Minggu, 30 November 2008

Cerpen gwe...ASLI!!!

Pagi itu SMA Pelita Harapan sudah sangat sibuk. Hari Senin. Suasana bertambah ramai ketika bel berbunyi. Semua siswa menuju lapangan belakang. Di sana pasukan pengibar bendera sudah bersiap-siap. Para siswa berbaris dengan tertib.

Sementara itu di salah satu sudut sekolah, segerombolan anak Pitiq Club sedang asik bercanda. Pitiq Club terkenal sebagai gerombolan anak-anak pemalas dan bandel. Mereka sudah sering membolos, baik saat upacara maupun saat jam pelajaran sekolah. Salah satu anggota Pitiq Club adalah Feby. Namun, pagi itu tidak seperti biasanya. Feby terlihat sangat diam. Teman-temannya sedikit heran walaupun pada akhirnya mereka tidak memperdulikannya. Anak-anak Pitiq Club yang lain tetap saja bercanda dengan lelucon-lelucon khas mereka.

Tiba-tiba mereka semua terdiam saat menyadari ada seseorang. Begitu terperanjatnya mereka melihat sosok Pak Purnomo yang sudah tidak asing bagi mereka. Wajahnya sangat tidak ramah dan menunjukkan ekspresi tidak senang pada anak-anak Pitiq Club. Mereka pun sudah terlalu hapal untuk mengikuti Pak Purnomo ke ruang konseling. Sepanjang jalan mereka hanya menutup mulut, tak sedikitpun berkata-kata, apalagi bercanda seperti tadi. Melihat Feby yang sedari awal diam, Anton bertanya, “Eh Feb, kamu kenapa? Sakit?”

“Nggak kok, Cuma lagi badmood aja,”

“Beneran nich?

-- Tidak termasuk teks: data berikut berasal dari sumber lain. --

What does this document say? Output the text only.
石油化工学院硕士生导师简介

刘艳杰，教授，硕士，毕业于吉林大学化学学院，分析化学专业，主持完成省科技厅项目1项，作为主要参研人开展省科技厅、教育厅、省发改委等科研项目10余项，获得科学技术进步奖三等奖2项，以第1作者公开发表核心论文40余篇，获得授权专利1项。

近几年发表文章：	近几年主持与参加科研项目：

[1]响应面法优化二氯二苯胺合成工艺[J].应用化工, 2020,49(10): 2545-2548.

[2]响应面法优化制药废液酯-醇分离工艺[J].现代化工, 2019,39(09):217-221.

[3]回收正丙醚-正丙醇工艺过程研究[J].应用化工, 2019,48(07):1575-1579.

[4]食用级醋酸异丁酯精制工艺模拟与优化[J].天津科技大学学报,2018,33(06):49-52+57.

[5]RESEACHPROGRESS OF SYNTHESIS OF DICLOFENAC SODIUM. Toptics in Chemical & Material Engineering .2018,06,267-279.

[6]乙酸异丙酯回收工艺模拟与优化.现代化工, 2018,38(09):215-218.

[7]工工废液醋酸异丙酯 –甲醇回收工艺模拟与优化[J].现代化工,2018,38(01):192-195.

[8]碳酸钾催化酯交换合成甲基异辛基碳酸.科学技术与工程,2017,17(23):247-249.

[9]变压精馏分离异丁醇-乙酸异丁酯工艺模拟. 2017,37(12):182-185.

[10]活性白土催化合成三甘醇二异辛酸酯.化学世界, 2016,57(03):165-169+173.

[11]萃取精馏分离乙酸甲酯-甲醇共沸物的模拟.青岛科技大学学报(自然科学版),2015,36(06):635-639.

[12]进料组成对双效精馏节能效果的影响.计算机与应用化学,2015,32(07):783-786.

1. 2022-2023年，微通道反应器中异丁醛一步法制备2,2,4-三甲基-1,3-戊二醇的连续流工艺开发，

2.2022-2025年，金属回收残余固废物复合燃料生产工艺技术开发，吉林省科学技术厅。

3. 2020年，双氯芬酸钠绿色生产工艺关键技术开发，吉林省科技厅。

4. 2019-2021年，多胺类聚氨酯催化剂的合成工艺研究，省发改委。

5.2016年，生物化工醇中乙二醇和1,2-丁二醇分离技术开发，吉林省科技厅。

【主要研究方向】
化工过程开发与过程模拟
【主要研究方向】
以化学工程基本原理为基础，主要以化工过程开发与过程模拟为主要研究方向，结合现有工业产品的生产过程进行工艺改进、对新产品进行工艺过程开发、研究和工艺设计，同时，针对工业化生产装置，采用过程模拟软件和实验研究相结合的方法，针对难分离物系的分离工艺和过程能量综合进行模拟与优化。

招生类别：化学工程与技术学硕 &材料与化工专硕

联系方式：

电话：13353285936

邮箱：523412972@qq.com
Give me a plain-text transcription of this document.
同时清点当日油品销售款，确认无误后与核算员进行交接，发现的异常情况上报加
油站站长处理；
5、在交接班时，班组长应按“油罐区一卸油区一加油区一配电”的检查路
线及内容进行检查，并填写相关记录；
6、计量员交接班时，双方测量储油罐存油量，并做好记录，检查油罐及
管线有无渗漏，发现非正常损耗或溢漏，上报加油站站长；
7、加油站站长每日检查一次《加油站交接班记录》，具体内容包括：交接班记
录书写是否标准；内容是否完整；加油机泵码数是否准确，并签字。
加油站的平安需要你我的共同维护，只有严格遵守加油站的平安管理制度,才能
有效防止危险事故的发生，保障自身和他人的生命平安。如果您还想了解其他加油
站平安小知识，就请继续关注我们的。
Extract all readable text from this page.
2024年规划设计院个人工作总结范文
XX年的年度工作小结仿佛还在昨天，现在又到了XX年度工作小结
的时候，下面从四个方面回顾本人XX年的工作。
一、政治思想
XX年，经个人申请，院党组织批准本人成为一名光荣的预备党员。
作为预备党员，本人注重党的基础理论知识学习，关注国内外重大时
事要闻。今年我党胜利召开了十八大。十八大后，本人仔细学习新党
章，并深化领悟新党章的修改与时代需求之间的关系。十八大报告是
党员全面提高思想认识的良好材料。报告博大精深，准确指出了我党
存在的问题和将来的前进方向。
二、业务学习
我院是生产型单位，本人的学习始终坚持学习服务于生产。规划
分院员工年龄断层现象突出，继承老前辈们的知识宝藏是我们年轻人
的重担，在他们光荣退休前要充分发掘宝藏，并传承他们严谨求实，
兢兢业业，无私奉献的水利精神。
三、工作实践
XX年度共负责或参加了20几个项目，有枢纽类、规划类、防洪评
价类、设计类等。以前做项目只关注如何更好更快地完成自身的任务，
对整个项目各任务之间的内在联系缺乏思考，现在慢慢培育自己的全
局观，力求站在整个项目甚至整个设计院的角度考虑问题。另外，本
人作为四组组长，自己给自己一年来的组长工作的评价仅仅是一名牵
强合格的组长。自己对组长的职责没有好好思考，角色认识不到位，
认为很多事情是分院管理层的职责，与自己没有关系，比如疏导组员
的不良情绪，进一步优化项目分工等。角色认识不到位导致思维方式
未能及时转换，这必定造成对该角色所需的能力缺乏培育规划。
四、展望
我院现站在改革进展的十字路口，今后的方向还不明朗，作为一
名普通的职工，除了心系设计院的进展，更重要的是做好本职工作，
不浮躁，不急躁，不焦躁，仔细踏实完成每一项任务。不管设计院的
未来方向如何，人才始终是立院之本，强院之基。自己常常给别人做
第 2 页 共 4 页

Aku liat dari tadi pagi kamu diem banget. Kalo memang sakit biar aku yang memintakan ijin buat kamu,”

“Beneran kok, nggak ada apa-apa. Nggak perlu kawatir gitu!”

“Hmmm…ya udah,”

Tidak ada yang tau isi hati Feby yang sebenarnya. Feby sedang merasa kacau. Niat baiknya untuk berubah dan tidak akan bandel mulai hari ini berbuah pahithanya karena dia terlambat dating ke sekolah. Karena takut dihukum, dia dengan sangat terpaksa memilih untuk membolos lagi dengan teman-temannya. Sepanjang perjalanan menuju ruang konseling dia sudah merasakan firasat yang tidak enak dan itu membuatnya tidak nyaman. Sudah berkali-kali dia dan teman-temannya melakukan pelanggaran dan sudah berpuluh-puluh bahkan mungkin ratusan kali diperingatkan bahkan dihukum oleh pihak sekolah.

Kekacauan hatinya semakin menjadi-jadi ketika melihat kepala sekolah dan guru konseling sedang berkumpul. Raut wajah mereka sangat serius dan seketika berubah menjadi tidak senang saat anak-anak Pitiq Club memasuki ruangan. Sekujur tubuh Feby terasa sangat dingin. Dia tidak pernah melihat ekspresi seperti itu.

“Silahkan kalian duduk. Untuk Pak Purnomo saya ucapkan terima kasih dan silahkan bertugas kembali,”

“Baik Pak,”

“Anak-anak, ibu dengan Pak Kepala Sekolah sudah berbicara panjang lebar mengenai hukuman untuk kalian. Kami merasa sudah cukup berbaik hati dengan peringatan dan hukuman skors atas tindakan kalian,”

“Untuk itu demi kebaikan bersama kami sudah memutuskan untuk memanggil orang tua kalian. Ada hal penting yang ingin Bapak sampaikan,”

DEGGG! Jantung Feby seakan berhenti berdetak. Firasatnya tidak meleset. Kedua orang tuanya akan dipanggil ke sekolah. Feby sangat menyayangi dan menghormati ibunya. Dia tidak sanggup membayangkan bagaimana ibunya akan sangat marah mengetahui hal ini.

“Ini suratnya, dan silahkan kalian pulang. Terima kasih,”

“Baik Pak,” seru anak-anak setengah kompak.

Begitu keluar dari ruangan, Feby berjalan dengan gontai menuju ke ruang kelasnya di lantai atas. Dia tidak memikirkan ocehan teman-temannya yang sibuk menggerutu. Pikirannya sibuk memikirkan ibunya nanti. Dia sangat ketakutan jika ibunya tidak mau menganggapnya sebagai anak lagi. Setibanya di kelas Feby duduk dan termenung. Jika saja dia perempuan mungkin sudah meneteskan air mata. Seketika dia teringat pada seseorang. Kekasih yang sangat dia cintai, Lala, adik kelasnya. Tanpa menunggu dia bergegas menuju ruang kelas Lala, berharap segera bertemu dengannya.

“Lalaaa…”

“Eh, Feby! Ada apa?”

Wajah Lala sangat sumringah membuat hati Feby semakin sakit. Nyalinya untuk berbicara dengan Lala seketika menciut.

“La, aku pengen banget ngomong sesuatu sama kamu,”

“Oke…Eh Feb, aku ada cerita lucu nich! Tau nggak sich? Si Mia sama Rizqy ternyata…”

“Ikut aku!” seru Feby tiba-tiba sambil menarik tangan Lala tanpa memperdulikan ekspresi Lala yang sangat bingung.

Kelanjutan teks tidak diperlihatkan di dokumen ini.